Notably, perilesional samples more closely resembled control skin in diversity analyses, whereas functional profiling suggested comparatively greater similarity between perilesional and BCC samples than between control and BCC samples. This pattern may indicate that broad taxonomic structure is relatively preserved in tumor-adjacent skin, while inferred functional potential shows partial convergence with the tumor-associated microenvironment.

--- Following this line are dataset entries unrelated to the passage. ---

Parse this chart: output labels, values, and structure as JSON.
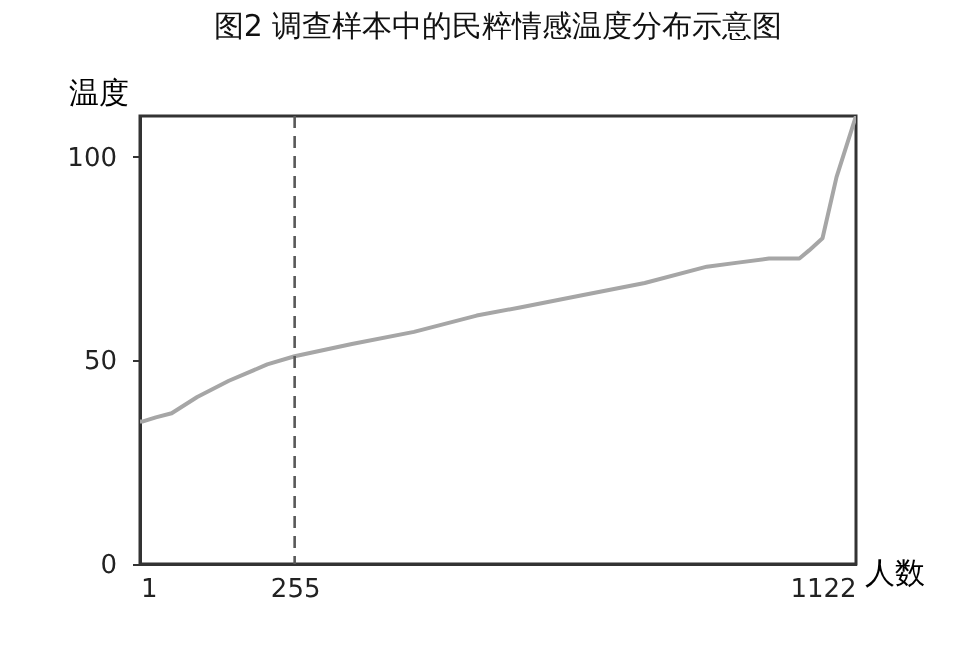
{
  "chart_data": {
    "type": "line",
    "title": "图2 调查样本中的民粹情感温度分布示意图",
    "xlabel": "人数",
    "ylabel": "温度",
    "x": [
      1,
      6,
      27,
      53,
      95,
      147,
      210,
      255,
      349,
      451,
      554,
      625,
      727,
      830,
      932,
      983,
      1034,
      1065,
      1084,
      1100,
      1122,
      1145,
      1177
    ],
    "series": [
      {
        "color": "#a6a6a6",
        "values": [
          35,
          35,
          36,
          37,
          41,
          45,
          49,
          51,
          54,
          57,
          61,
          63,
          66,
          69,
          73,
          74,
          75,
          75,
          75,
          77,
          80,
          95,
          110
        ]
      }
    ],
    "xlim": [
      1,
      1177
    ],
    "ylim": [
      0,
      110
    ],
    "xticks": [
      1,
      255,
      1122
    ],
    "yticks": [
      0,
      50,
      100
    ],
    "grid": false,
    "ref_lines": [
      {
        "axis": "x",
        "value": 255,
        "color": "#595959",
        "line_style": "dashed"
      }
    ]
  }
}
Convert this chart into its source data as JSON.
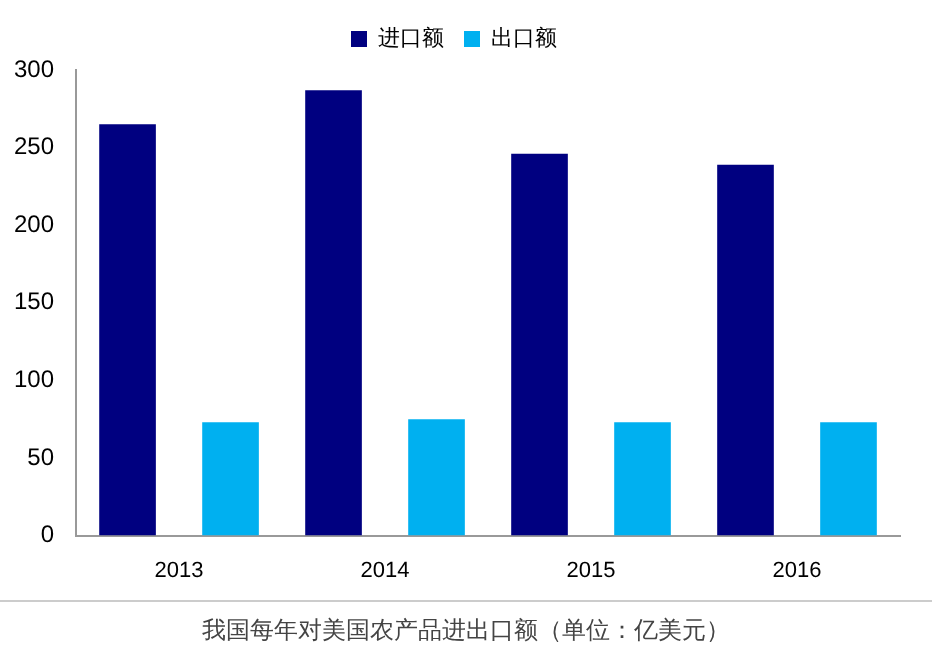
{
  "chart_data": {
    "type": "bar",
    "categories": [
      "2013",
      "2014",
      "2015",
      "2016"
    ],
    "series": [
      {
        "name": "进口额",
        "color": "#000080",
        "values": [
          265,
          287,
          246,
          239
        ]
      },
      {
        "name": "出口额",
        "color": "#00b0f0",
        "values": [
          73,
          75,
          73,
          73
        ]
      }
    ],
    "ylim": [
      0,
      300
    ],
    "yticks": [
      0,
      50,
      100,
      150,
      200,
      250,
      300
    ],
    "grid": false,
    "legend": "top",
    "annotations": [
      "我国每年对美国农产品进出口额（单位：亿美元）"
    ]
  }
}
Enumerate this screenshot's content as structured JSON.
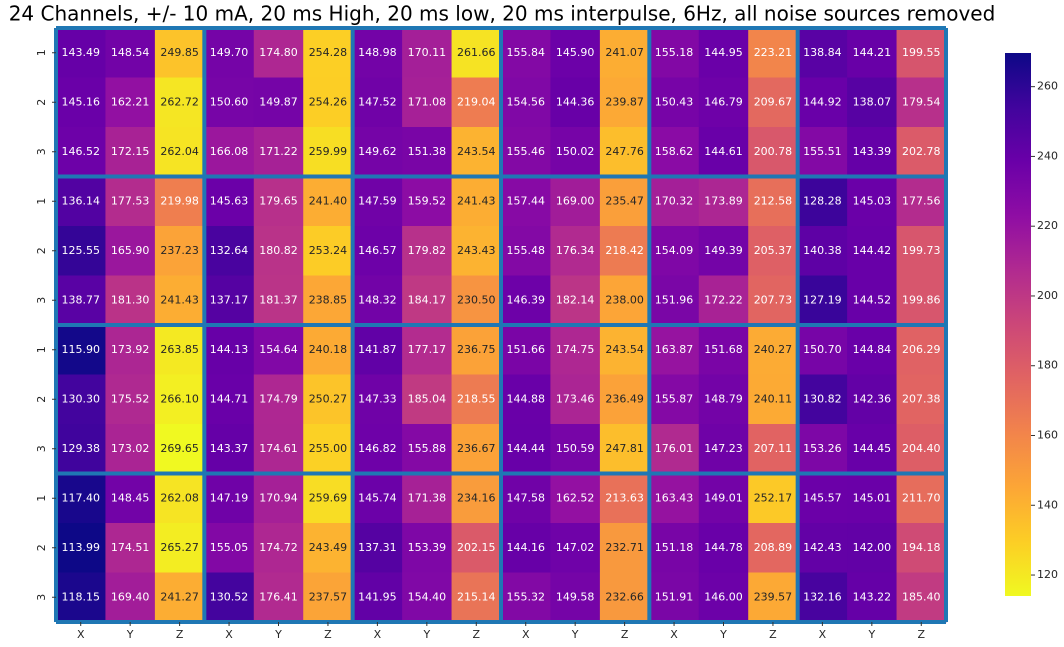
{
  "chart_data": {
    "type": "heatmap",
    "title": "24 Channels, +/- 10 mA, 20 ms High, 20 ms low, 20 ms interpulse, 6Hz, all noise sources removed",
    "x_categories": [
      "X",
      "Y",
      "Z",
      "X",
      "Y",
      "Z",
      "X",
      "Y",
      "Z",
      "X",
      "Y",
      "Z",
      "X",
      "Y",
      "Z",
      "X",
      "Y",
      "Z"
    ],
    "y_categories": [
      "1",
      "2",
      "3",
      "1",
      "2",
      "3",
      "1",
      "2",
      "3",
      "1",
      "2",
      "3"
    ],
    "colormap": "plasma",
    "clim": [
      113.99,
      269.65
    ],
    "cticks": [
      120,
      140,
      160,
      180,
      200,
      220,
      240,
      260
    ],
    "values": [
      [
        143.49,
        148.54,
        249.85,
        149.7,
        174.8,
        254.28,
        148.98,
        170.11,
        261.66,
        155.84,
        145.9,
        241.07,
        155.18,
        144.95,
        223.21,
        138.84,
        144.21,
        199.55
      ],
      [
        145.16,
        162.21,
        262.72,
        150.6,
        149.87,
        254.26,
        147.52,
        171.08,
        219.04,
        154.56,
        144.36,
        239.87,
        150.43,
        146.79,
        209.67,
        144.92,
        138.07,
        179.54
      ],
      [
        146.52,
        172.15,
        262.04,
        166.08,
        171.22,
        259.99,
        149.62,
        151.38,
        243.54,
        155.46,
        150.02,
        247.76,
        158.62,
        144.61,
        200.78,
        155.51,
        143.39,
        202.78
      ],
      [
        136.14,
        177.53,
        219.98,
        145.63,
        179.65,
        241.4,
        147.59,
        159.52,
        241.43,
        157.44,
        169.0,
        235.47,
        170.32,
        173.89,
        212.58,
        128.28,
        145.03,
        177.56
      ],
      [
        125.55,
        165.9,
        237.23,
        132.64,
        180.82,
        253.24,
        146.57,
        179.82,
        243.43,
        155.48,
        176.34,
        218.42,
        154.09,
        149.39,
        205.37,
        140.38,
        144.42,
        199.73
      ],
      [
        138.77,
        181.3,
        241.43,
        137.17,
        181.37,
        238.85,
        148.32,
        184.17,
        230.5,
        146.39,
        182.14,
        238.0,
        151.96,
        172.22,
        207.73,
        127.19,
        144.52,
        199.86
      ],
      [
        115.9,
        173.92,
        263.85,
        144.13,
        154.64,
        240.18,
        141.87,
        177.17,
        236.75,
        151.66,
        174.75,
        243.54,
        163.87,
        151.68,
        240.27,
        150.7,
        144.84,
        206.29
      ],
      [
        130.3,
        175.52,
        266.1,
        144.71,
        174.79,
        250.27,
        147.33,
        185.04,
        218.55,
        144.88,
        173.46,
        236.49,
        155.87,
        148.79,
        240.11,
        130.82,
        142.36,
        207.38
      ],
      [
        129.38,
        173.02,
        269.65,
        143.37,
        174.61,
        255.0,
        146.82,
        155.88,
        236.67,
        144.44,
        150.59,
        247.81,
        176.01,
        147.23,
        207.11,
        153.26,
        144.45,
        204.4
      ],
      [
        117.4,
        148.45,
        262.08,
        147.19,
        170.94,
        259.69,
        145.74,
        171.38,
        234.16,
        147.58,
        162.52,
        213.63,
        163.43,
        149.01,
        252.17,
        145.57,
        145.01,
        211.7
      ],
      [
        113.99,
        174.51,
        265.27,
        155.05,
        174.72,
        243.49,
        137.31,
        153.39,
        202.15,
        144.16,
        147.02,
        232.71,
        151.18,
        144.78,
        208.89,
        142.43,
        142.0,
        194.18
      ],
      [
        118.15,
        169.4,
        241.27,
        130.52,
        176.41,
        237.57,
        141.95,
        154.4,
        215.14,
        155.32,
        149.58,
        232.66,
        151.91,
        146.0,
        239.57,
        132.16,
        143.22,
        185.4
      ]
    ],
    "value_labels": [
      [
        "143.49",
        "148.54",
        "249.85",
        "149.70",
        "174.80",
        "254.28",
        "148.98",
        "170.11",
        "261.66",
        "155.84",
        "145.90",
        "241.07",
        "155.18",
        "144.95",
        "223.21",
        "138.84",
        "144.21",
        "199.55"
      ],
      [
        "145.16",
        "162.21",
        "262.72",
        "150.60",
        "149.87",
        "254.26",
        "147.52",
        "171.08",
        "219.04",
        "154.56",
        "144.36",
        "239.87",
        "150.43",
        "146.79",
        "209.67",
        "144.92",
        "138.07",
        "179.54"
      ],
      [
        "146.52",
        "172.15",
        "262.04",
        "166.08",
        "171.22",
        "259.99",
        "149.62",
        "151.38",
        "243.54",
        "155.46",
        "150.02",
        "247.76",
        "158.62",
        "144.61",
        "200.78",
        "155.51",
        "143.39",
        "202.78"
      ],
      [
        "136.14",
        "177.53",
        "219.98",
        "145.63",
        "179.65",
        "241.40",
        "147.59",
        "159.52",
        "241.43",
        "157.44",
        "169.00",
        "235.47",
        "170.32",
        "173.89",
        "212.58",
        "128.28",
        "145.03",
        "177.56"
      ],
      [
        "125.55",
        "165.90",
        "237.23",
        "132.64",
        "180.82",
        "253.24",
        "146.57",
        "179.82",
        "243.43",
        "155.48",
        "176.34",
        "218.42",
        "154.09",
        "149.39",
        "205.37",
        "140.38",
        "144.42",
        "199.73"
      ],
      [
        "138.77",
        "181.30",
        "241.43",
        "137.17",
        "181.37",
        "238.85",
        "148.32",
        "184.17",
        "230.50",
        "146.39",
        "182.14",
        "238.00",
        "151.96",
        "172.22",
        "207.73",
        "127.19",
        "144.52",
        "199.86"
      ],
      [
        "115.90",
        "173.92",
        "263.85",
        "144.13",
        "154.64",
        "240.18",
        "141.87",
        "177.17",
        "236.75",
        "151.66",
        "174.75",
        "243.54",
        "163.87",
        "151.68",
        "240.27",
        "150.70",
        "144.84",
        "206.29"
      ],
      [
        "130.30",
        "175.52",
        "266.10",
        "144.71",
        "174.79",
        "250.27",
        "147.33",
        "185.04",
        "218.55",
        "144.88",
        "173.46",
        "236.49",
        "155.87",
        "148.79",
        "240.11",
        "130.82",
        "142.36",
        "207.38"
      ],
      [
        "129.38",
        "173.02",
        "269.65",
        "143.37",
        "174.61",
        "255.00",
        "146.82",
        "155.88",
        "236.67",
        "144.44",
        "150.59",
        "247.81",
        "176.01",
        "147.23",
        "207.11",
        "153.26",
        "144.45",
        "204.40"
      ],
      [
        "117.40",
        "148.45",
        "262.08",
        "147.19",
        "170.94",
        "259.69",
        "145.74",
        "171.38",
        "234.16",
        "147.58",
        "162.52",
        "213.63",
        "163.43",
        "149.01",
        "252.17",
        "145.57",
        "145.01",
        "211.70"
      ],
      [
        "113.99",
        "174.51",
        "265.27",
        "155.05",
        "174.72",
        "243.49",
        "137.31",
        "153.39",
        "202.15",
        "144.16",
        "147.02",
        "232.71",
        "151.18",
        "144.78",
        "208.89",
        "142.43",
        "142.00",
        "194.18"
      ],
      [
        "118.15",
        "169.40",
        "241.27",
        "130.52",
        "176.41",
        "237.57",
        "141.95",
        "154.40",
        "215.14",
        "155.32",
        "149.58",
        "232.66",
        "151.91",
        "146.00",
        "239.57",
        "132.16",
        "143.22",
        "185.40"
      ]
    ]
  }
}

This study has several limitations. The sample size is small and limited to older White males, which may affect generalizability. Although the intra-patient sampling design reduces inter-individual variability, residual confounding related to anatomic site and sebaceous gland density remains possible. In addition, skin swab samples represent low-biomass specimens that are susceptible to variability in sampling yield and possible background contamination, and the high proportion of human DNA in BCC samples further reduced microbial sequencing depth after quality filtering. Finally, the cross-sectional design precludes assessment of temporal relationships or causality.

5. Conclusions

This case series demonstrates that basal cell carcinoma lesions are associated with localized reductions in microbial richness, shifts in community composition, and depletion of commensal taxa, including Cutibacterium acnes, compared with matched non-lesional skin. Functional profiling further suggests differences in microbial metabolic potential related to redox- and lipid-associated pathways; however, these findings are based on inferred pathway analyses and should be interpreted with caution. Collectively, these results support the presence of a localized tumor-associated microbiome signature in BCC. Further studies in larger, more diverse cohorts, including longitudinal and mechanistic investigations, are needed to determine whether these microbiome alterations contribute to tumor development or reflect adaptation to the tumor microenvironment.